Cholestasis is a blockage of the bile ducts, which can occur in the liver or in the gallbladder. Cholestasis can cause jaundice. Biliary colic is a gallstone blocking a bile duct. Acute or prolonged inflammation of the gallbladder is called cholecystitis caused by gallstones. The inflammation of the gallbladder is not caused by the stones themselves, but by bacteria that builds up in the gallbladder. Choledocholithiasis is when gallstones obstruct a common duct. This gallbladder disease is a medical emergency that causes liver cell damage and jaundice, requiring immediate endoscopic or surgical treatment. Ileus is a bowel obstruction caused by a large gallstone. In this case, a patient with chronic gallstone disease has developed a fistula from the gallbladder to the digestive tract. Large stones can then pass into the intestines and cause a blockage. The treatment is always surgical. This is a rare condition. Cancer of the gallbladder is rare and the prognosis is extremely poor. Small polyps in the gallbladder are rarely of concern. Polyps over 15mm have a risk of becoming cancerous and the gallbladder should then be removed.
The risks of developing gallstones are hereditary factors, obesity, high cholesterol, women on oestrogen(contraceptive) pills, patients with Crohn’s disease and ulcerative colitis.
Diagnosis of gallbladder disease involves a complete physical exam as well as patient history of symptoms. If blood tests determine that the liver function is normal, an ultrasound scan can be used to detect gallstones.
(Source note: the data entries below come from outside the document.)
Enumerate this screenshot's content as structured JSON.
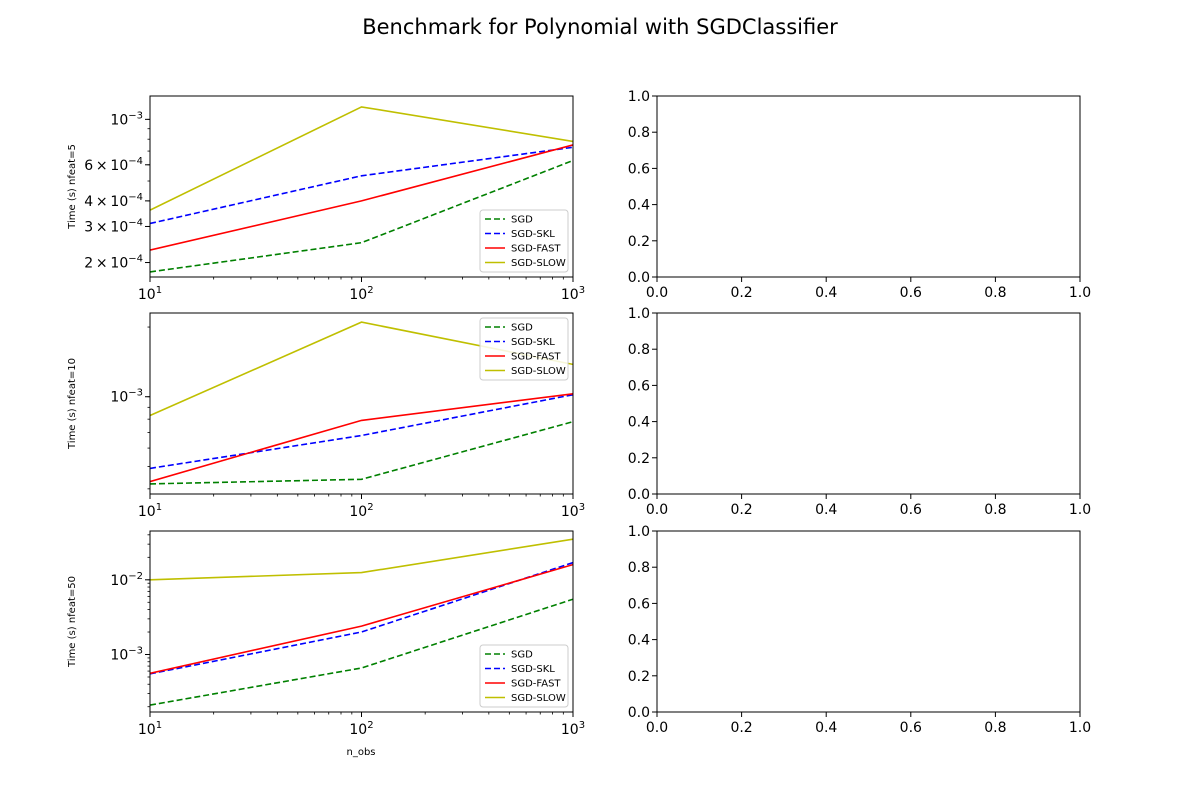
{
  "figure": {
    "title": "Benchmark for Polynomial with SGDClassifier",
    "xlabel_bottom": "n_obs",
    "x_tick_labels": [
      "10",
      "10",
      "10"
    ],
    "x_tick_exponents": [
      "1",
      "2",
      "3"
    ],
    "empty_tick_labels": [
      "0.0",
      "0.2",
      "0.4",
      "0.6",
      "0.8",
      "1.0"
    ]
  },
  "chart_data": [
    {
      "type": "line",
      "ylabel": "Time (s) nfeat=5",
      "x": [
        10,
        100,
        1000
      ],
      "xscale": "log",
      "yscale": "log",
      "xlim": [
        10,
        1000
      ],
      "ylim": [
        0.00017,
        0.0013
      ],
      "y_tick_labels": [
        {
          "mant": "2",
          "exp": "−4",
          "value": 0.0002
        },
        {
          "mant": "3",
          "exp": "−4",
          "value": 0.0003
        },
        {
          "mant": "4",
          "exp": "−4",
          "value": 0.0004
        },
        {
          "mant": "6",
          "exp": "−4",
          "value": 0.0006
        },
        {
          "mant": "",
          "exp": "−3",
          "value": 0.001
        }
      ],
      "legend": "lower-right",
      "series": [
        {
          "name": "SGD",
          "color": "#008000",
          "dash": true,
          "values": [
            0.00018,
            0.00025,
            0.00063
          ]
        },
        {
          "name": "SGD-SKL",
          "color": "#0000ff",
          "dash": true,
          "values": [
            0.00031,
            0.00053,
            0.00073
          ]
        },
        {
          "name": "SGD-FAST",
          "color": "#ff0000",
          "dash": false,
          "values": [
            0.00023,
            0.0004,
            0.00075
          ]
        },
        {
          "name": "SGD-SLOW",
          "color": "#bfbf00",
          "dash": false,
          "values": [
            0.00036,
            0.00115,
            0.00078
          ]
        }
      ]
    },
    {
      "type": "line",
      "ylabel": "Time (s) nfeat=10",
      "x": [
        10,
        100,
        1000
      ],
      "xscale": "log",
      "yscale": "log",
      "xlim": [
        10,
        1000
      ],
      "ylim": [
        0.00038,
        0.0023
      ],
      "y_tick_labels": [
        {
          "mant": "",
          "exp": "−3",
          "value": 0.001
        }
      ],
      "legend": "upper-right",
      "series": [
        {
          "name": "SGD",
          "color": "#008000",
          "dash": true,
          "values": [
            0.00042,
            0.00044,
            0.00078
          ]
        },
        {
          "name": "SGD-SKL",
          "color": "#0000ff",
          "dash": true,
          "values": [
            0.00049,
            0.00068,
            0.00102
          ]
        },
        {
          "name": "SGD-FAST",
          "color": "#ff0000",
          "dash": false,
          "values": [
            0.00043,
            0.00079,
            0.00103
          ]
        },
        {
          "name": "SGD-SLOW",
          "color": "#bfbf00",
          "dash": false,
          "values": [
            0.00083,
            0.0021,
            0.00138
          ]
        }
      ]
    },
    {
      "type": "line",
      "ylabel": "Time (s) nfeat=50",
      "x": [
        10,
        100,
        1000
      ],
      "xscale": "log",
      "yscale": "log",
      "xlim": [
        10,
        1000
      ],
      "ylim": [
        0.00017,
        0.045
      ],
      "y_tick_labels": [
        {
          "mant": "",
          "exp": "−3",
          "value": 0.001
        },
        {
          "mant": "",
          "exp": "−2",
          "value": 0.01
        }
      ],
      "legend": "lower-right",
      "series": [
        {
          "name": "SGD",
          "color": "#008000",
          "dash": true,
          "values": [
            0.00021,
            0.00066,
            0.0055
          ]
        },
        {
          "name": "SGD-SKL",
          "color": "#0000ff",
          "dash": true,
          "values": [
            0.00055,
            0.002,
            0.017
          ]
        },
        {
          "name": "SGD-FAST",
          "color": "#ff0000",
          "dash": false,
          "values": [
            0.00056,
            0.0024,
            0.016
          ]
        },
        {
          "name": "SGD-SLOW",
          "color": "#bfbf00",
          "dash": false,
          "values": [
            0.01,
            0.0125,
            0.035
          ]
        }
      ]
    }
  ]
}
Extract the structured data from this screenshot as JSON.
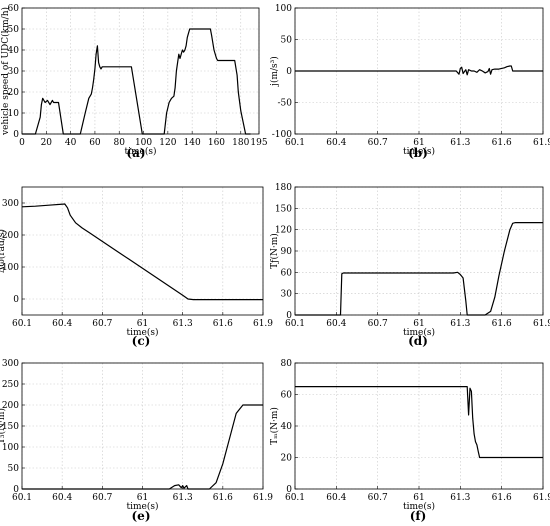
{
  "chart_data": [
    {
      "id": "a",
      "panel_label": "(a)",
      "type": "line",
      "xlabel": "time(s)",
      "ylabel": "vehicle speed of UDC(km/h)",
      "xlim": [
        0,
        195
      ],
      "ylim": [
        0,
        60
      ],
      "xticks": [
        0,
        20,
        40,
        60,
        80,
        100,
        120,
        140,
        160,
        180,
        195
      ],
      "yticks": [
        0,
        10,
        20,
        30,
        40,
        50,
        60
      ],
      "grid": true,
      "series": [
        {
          "x": [
            0,
            11,
            15,
            16,
            17,
            19,
            21,
            23,
            25,
            26,
            27,
            30,
            34,
            48,
            52,
            55,
            57,
            58,
            59,
            60,
            61,
            62,
            63,
            64,
            65,
            66,
            67,
            69,
            75,
            80,
            83,
            87,
            90,
            99,
            117,
            119,
            121,
            123,
            125,
            126,
            127,
            129,
            130,
            131,
            132,
            133,
            134,
            135,
            136,
            137,
            138,
            139,
            140,
            141,
            142,
            145,
            150,
            155,
            156,
            158,
            160,
            161,
            162,
            163,
            165,
            170,
            175,
            177,
            178,
            180,
            184,
            188
          ],
          "y": [
            0,
            0,
            8,
            14,
            17,
            15,
            16,
            14,
            16,
            15,
            15,
            15,
            0,
            0,
            10,
            17,
            19,
            22,
            26,
            31,
            38,
            42,
            34,
            32,
            31,
            32,
            32,
            32,
            32,
            32,
            32,
            32,
            32,
            0,
            0,
            10,
            15,
            17,
            18,
            22,
            30,
            38,
            36,
            38,
            40,
            39,
            40,
            42,
            46,
            48,
            50,
            50,
            50,
            50,
            50,
            50,
            50,
            50,
            47,
            40,
            36,
            35,
            35,
            35,
            35,
            35,
            35,
            28,
            20,
            11,
            0,
            0
          ]
        }
      ]
    },
    {
      "id": "b",
      "panel_label": "(b)",
      "type": "line",
      "xlabel": "time(s)",
      "ylabel": "j(m/s³)",
      "xlim": [
        60.1,
        61.9
      ],
      "ylim": [
        -100,
        100
      ],
      "xticks": [
        60.1,
        60.4,
        60.7,
        61,
        61.3,
        61.6,
        61.9
      ],
      "yticks": [
        -100,
        -50,
        0,
        50,
        100
      ],
      "grid": true,
      "series": [
        {
          "x": [
            60.1,
            61.27,
            61.29,
            61.3,
            61.31,
            61.32,
            61.34,
            61.35,
            61.36,
            61.38,
            61.4,
            61.42,
            61.44,
            61.46,
            61.48,
            61.5,
            61.51,
            61.52,
            61.53,
            61.55,
            61.58,
            61.62,
            61.64,
            61.66,
            61.67,
            61.68,
            61.7,
            61.9
          ],
          "y": [
            0,
            0,
            -5,
            4,
            6,
            -4,
            2,
            -6,
            2,
            0,
            0,
            -2,
            2,
            0,
            -3,
            -1,
            4,
            -5,
            2,
            3,
            3,
            5,
            7,
            8,
            8,
            0,
            0,
            0
          ]
        }
      ]
    },
    {
      "id": "c",
      "panel_label": "(c)",
      "type": "line",
      "xlabel": "time(s)",
      "ylabel": "Δω(rad/s)",
      "xlim": [
        60.1,
        61.9
      ],
      "ylim": [
        -50,
        350
      ],
      "xticks": [
        60.1,
        60.4,
        60.7,
        61,
        61.3,
        61.6,
        61.9
      ],
      "yticks": [
        0,
        100,
        200,
        300
      ],
      "grid": true,
      "series": [
        {
          "x": [
            60.1,
            60.2,
            60.3,
            60.42,
            60.44,
            60.46,
            60.5,
            60.55,
            60.6,
            60.7,
            60.8,
            60.9,
            61,
            61.1,
            61.2,
            61.3,
            61.34,
            61.38,
            61.45,
            61.6,
            61.9
          ],
          "y": [
            288,
            290,
            293,
            297,
            285,
            262,
            238,
            222,
            208,
            180,
            152,
            124,
            96,
            68,
            40,
            12,
            0,
            -2,
            -2,
            -2,
            -2
          ]
        }
      ]
    },
    {
      "id": "d",
      "panel_label": "(d)",
      "type": "line",
      "xlabel": "time(s)",
      "ylabel": "Tƒ(N·m)",
      "xlim": [
        60.1,
        61.9
      ],
      "ylim": [
        0,
        180
      ],
      "xticks": [
        60.1,
        60.4,
        60.7,
        61,
        61.3,
        61.6,
        61.9
      ],
      "yticks": [
        0,
        30,
        60,
        90,
        120,
        150,
        180
      ],
      "grid": true,
      "series": [
        {
          "x": [
            60.1,
            60.43,
            60.44,
            60.45,
            61.25,
            61.28,
            61.3,
            61.32,
            61.34,
            61.35,
            61.37,
            61.48,
            61.52,
            61.55,
            61.58,
            61.62,
            61.66,
            61.68,
            61.7,
            61.9
          ],
          "y": [
            0,
            0,
            58,
            59,
            59,
            60,
            57,
            52,
            20,
            0,
            0,
            0,
            5,
            25,
            55,
            90,
            120,
            129,
            130,
            130
          ]
        }
      ]
    },
    {
      "id": "e",
      "panel_label": "(e)",
      "type": "line",
      "xlabel": "time(s)",
      "ylabel": "T₃(N·m)",
      "xlim": [
        60.1,
        61.9
      ],
      "ylim": [
        0,
        300
      ],
      "xticks": [
        60.1,
        60.4,
        60.7,
        61,
        61.3,
        61.6,
        61.9
      ],
      "yticks": [
        0,
        50,
        100,
        150,
        200,
        250,
        300
      ],
      "grid": true,
      "series": [
        {
          "x": [
            60.1,
            61.2,
            61.24,
            61.27,
            61.29,
            61.3,
            61.31,
            61.33,
            61.34,
            61.5,
            61.55,
            61.6,
            61.65,
            61.7,
            61.75,
            61.85,
            61.9
          ],
          "y": [
            0,
            0,
            8,
            10,
            3,
            8,
            2,
            8,
            0,
            0,
            15,
            60,
            120,
            180,
            200,
            200,
            200
          ]
        }
      ]
    },
    {
      "id": "f",
      "panel_label": "(f)",
      "type": "line",
      "xlabel": "time(s)",
      "ylabel": "Tₘ(N·m)",
      "xlim": [
        60.1,
        61.9
      ],
      "ylim": [
        0,
        80
      ],
      "xticks": [
        60.1,
        60.4,
        60.7,
        61,
        61.3,
        61.6,
        61.9
      ],
      "yticks": [
        0,
        20,
        40,
        60,
        80
      ],
      "grid": true,
      "series": [
        {
          "x": [
            60.1,
            61.35,
            61.36,
            61.37,
            61.38,
            61.39,
            61.4,
            61.41,
            61.42,
            61.43,
            61.44,
            61.46,
            61.9
          ],
          "y": [
            65,
            65,
            47,
            64,
            62,
            45,
            35,
            30,
            28,
            24,
            20,
            20,
            20
          ]
        }
      ]
    }
  ]
}
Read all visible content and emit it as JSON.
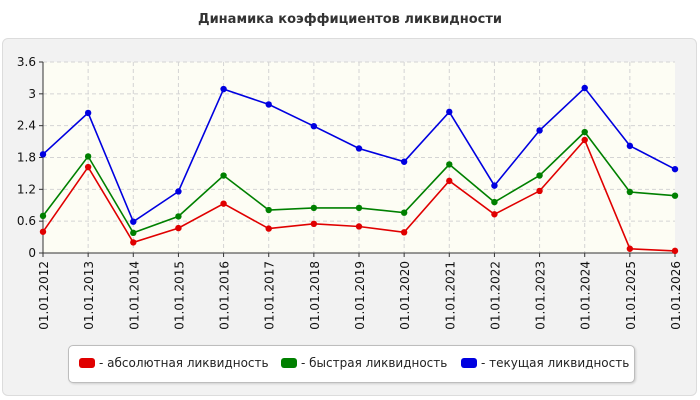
{
  "chart_data": {
    "type": "line",
    "title": "Динамика коэффициентов ликвидности",
    "xlabel": "",
    "ylabel": "",
    "categories": [
      "01.01.2012",
      "01.01.2013",
      "01.01.2014",
      "01.01.2015",
      "01.01.2016",
      "01.01.2017",
      "01.01.2018",
      "01.01.2019",
      "01.01.2020",
      "01.01.2021",
      "01.01.2022",
      "01.01.2023",
      "01.01.2024",
      "01.01.2025",
      "01.01.2026"
    ],
    "y_ticks": [
      "0",
      "0.6",
      "1.2",
      "1.8",
      "2.4",
      "3",
      "3.6"
    ],
    "ylim": [
      0,
      3.6
    ],
    "grid": true,
    "legend_position": "bottom",
    "series": [
      {
        "name": "- абсолютная ликвидность",
        "color": "#e00000",
        "values": [
          0.4,
          1.62,
          0.2,
          0.47,
          0.93,
          0.46,
          0.55,
          0.5,
          0.39,
          1.36,
          0.73,
          1.17,
          2.13,
          0.08,
          0.04
        ]
      },
      {
        "name": "- быстрая ликвидность",
        "color": "#008000",
        "values": [
          0.7,
          1.82,
          0.38,
          0.69,
          1.46,
          0.81,
          0.85,
          0.85,
          0.76,
          1.67,
          0.96,
          1.46,
          2.28,
          1.15,
          1.08
        ]
      },
      {
        "name": "- текущая ликвидность",
        "color": "#0000e0",
        "values": [
          1.86,
          2.64,
          0.59,
          1.16,
          3.09,
          2.8,
          2.39,
          1.97,
          1.72,
          2.66,
          1.27,
          2.31,
          3.11,
          2.02,
          1.58
        ]
      }
    ]
  }
}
If the ultrasound results are questionable, more refined imaging can be performed, either an MRI or a CT scan.
An oral cholecystogram is an imaging test in which x-rays are taken over a few hours. The evening before the test the patient ingests a tracer which will show up on x-rays. The function of the gall bladder will be indicated by the path of the tracer.
ERCP (endoscopic retrograde cholangio-pancreatography) is a test used to determine if a patient has gallstones in the bile ducts. An endoscope is snaked down the throat to the duodenum. The location of the bile duct is determined and a dye is injected into the duct. An X-ray will determine if the duct is blocked. During this procedure gallstones may be removed eliminating the need for surgery.
Gallstone with mild or no symptoms generally are not treated.
Dissolution therapy is used to dissolve gallstones. Some gallstones respond well to ursodeoxycholic acid, dissolving over time, though in most cases the gallstones return. To be a candidate for dissolution therapy, the patient’s gallstones should be small to medium sized and not show up on a typical X-ray.
Lithotripsy is a process used to treat a single gallstone in the gallbladder or bile ducts. This therapy uses sound waves to shatter the gallstone. The shattered stone pieces will need to be removed or treated with dissolution therapy. This therapy is used with kidney stones, but the pieces are able to pass naturally through the body.
Surgery to remove gallstones usually involves removing the entire gallbladder. This surgery is referred to as cholecystectomy. If only the stones are removed, it is likely that more stones will grow in the gallbladder.
Gallbladder removal has no lasting effects on the health of the patient, other than completely relieving the pain.